Zusammenfassung der IBM-Studie
Wie kommen Geschäftsführer und Geschäftsführerinnen in Zeiten von Künstlicher Intelligenz zu ihren Entscheidungen? Was besorgt Unternehmen oder wo sehen sie die größten Herausforderungen? Wie steht es um Anwendungen mit Künstlicher Intelligenz in den Unternehmen? Die IBM-Studie „Wie CEOs im Zeitalter von KI entscheiden“ geht diesen und weiteren hoch aktuellen Fragen in der Geschäftswelt nach. In diesem Beitrag fassen wie Ihnen die wichtigsten Punkte zusammen.
Wie entscheiden CEOs
CEOs können sich heute nicht nur auf Finanzdaten verlassen. Früher entschieden Geschäftsführer nach Finanzlage, Geschäftsreports, Intuition und Erfahrung. Die Welt ist heute viel komplexer, die viel mehr Datengrundlage brauchen: Klimawandel, Nachhaltigkeit, Pandemie, Cyberattacken und Erwartungen der Beschäftigten an den Arbeitgeber konfrontieren Geschäftsführer mit vielen, wichtigen Entscheidungen. Da kann sich Führung schon mal so anfühlen, als ob man nie gewinnen könne. Es überrascht nicht, dass entscheidungsvereinfachende Tools, KI-gestützte Software zum Einsatz kommen soll.

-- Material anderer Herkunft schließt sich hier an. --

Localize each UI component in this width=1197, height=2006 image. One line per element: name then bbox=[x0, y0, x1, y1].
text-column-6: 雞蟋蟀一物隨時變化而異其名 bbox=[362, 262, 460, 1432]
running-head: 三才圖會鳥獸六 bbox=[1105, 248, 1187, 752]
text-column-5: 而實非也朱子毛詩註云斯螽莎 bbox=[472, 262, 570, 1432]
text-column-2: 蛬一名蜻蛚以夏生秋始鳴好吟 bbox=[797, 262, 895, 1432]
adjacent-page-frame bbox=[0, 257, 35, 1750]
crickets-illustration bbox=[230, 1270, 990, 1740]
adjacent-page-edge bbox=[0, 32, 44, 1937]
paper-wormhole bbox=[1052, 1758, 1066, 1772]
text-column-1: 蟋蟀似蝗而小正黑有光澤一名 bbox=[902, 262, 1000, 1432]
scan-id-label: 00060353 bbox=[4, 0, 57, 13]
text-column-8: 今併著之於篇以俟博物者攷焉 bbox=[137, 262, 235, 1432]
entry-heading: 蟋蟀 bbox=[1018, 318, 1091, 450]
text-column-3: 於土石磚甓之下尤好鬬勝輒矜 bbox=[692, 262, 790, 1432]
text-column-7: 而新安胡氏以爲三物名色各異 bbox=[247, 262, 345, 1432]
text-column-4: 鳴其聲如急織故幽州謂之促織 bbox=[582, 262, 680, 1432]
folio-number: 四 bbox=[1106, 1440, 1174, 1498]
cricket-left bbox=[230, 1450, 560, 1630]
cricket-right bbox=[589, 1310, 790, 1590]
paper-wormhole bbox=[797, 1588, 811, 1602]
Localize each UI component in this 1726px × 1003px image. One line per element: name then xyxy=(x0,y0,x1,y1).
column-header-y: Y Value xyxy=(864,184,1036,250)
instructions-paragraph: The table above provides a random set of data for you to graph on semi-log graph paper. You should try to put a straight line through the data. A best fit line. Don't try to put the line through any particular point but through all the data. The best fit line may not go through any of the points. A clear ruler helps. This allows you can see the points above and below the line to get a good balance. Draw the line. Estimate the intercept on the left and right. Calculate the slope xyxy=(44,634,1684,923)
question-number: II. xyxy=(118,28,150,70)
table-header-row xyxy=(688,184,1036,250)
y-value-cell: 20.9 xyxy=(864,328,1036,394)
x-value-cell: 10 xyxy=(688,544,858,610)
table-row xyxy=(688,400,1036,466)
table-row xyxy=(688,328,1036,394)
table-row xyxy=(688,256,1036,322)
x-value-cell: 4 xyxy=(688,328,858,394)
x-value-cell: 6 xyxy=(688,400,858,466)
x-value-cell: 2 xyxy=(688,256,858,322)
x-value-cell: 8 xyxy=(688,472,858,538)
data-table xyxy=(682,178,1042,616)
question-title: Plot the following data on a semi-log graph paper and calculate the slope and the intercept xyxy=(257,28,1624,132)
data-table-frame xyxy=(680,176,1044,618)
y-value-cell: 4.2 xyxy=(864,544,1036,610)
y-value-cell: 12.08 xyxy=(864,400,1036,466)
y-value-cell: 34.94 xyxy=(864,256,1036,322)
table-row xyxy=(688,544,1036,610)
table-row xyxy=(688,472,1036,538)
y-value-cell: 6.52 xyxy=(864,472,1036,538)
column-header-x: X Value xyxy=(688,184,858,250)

Entscheidungen betreffen mehr als den Shareholder-Value und die KI scheint richtungsweisende Entscheidungshilfen liefern zu können. Und daran glauben die CEOs:
- 75 % der CEOs glauben, dass Unternehmen mit der bestentwickelten KI im Wettbewerb die Nase vorne haben werden.
- 50 % der CEOs integrieren bereits generative KI in Dienstleistungen und Produkte.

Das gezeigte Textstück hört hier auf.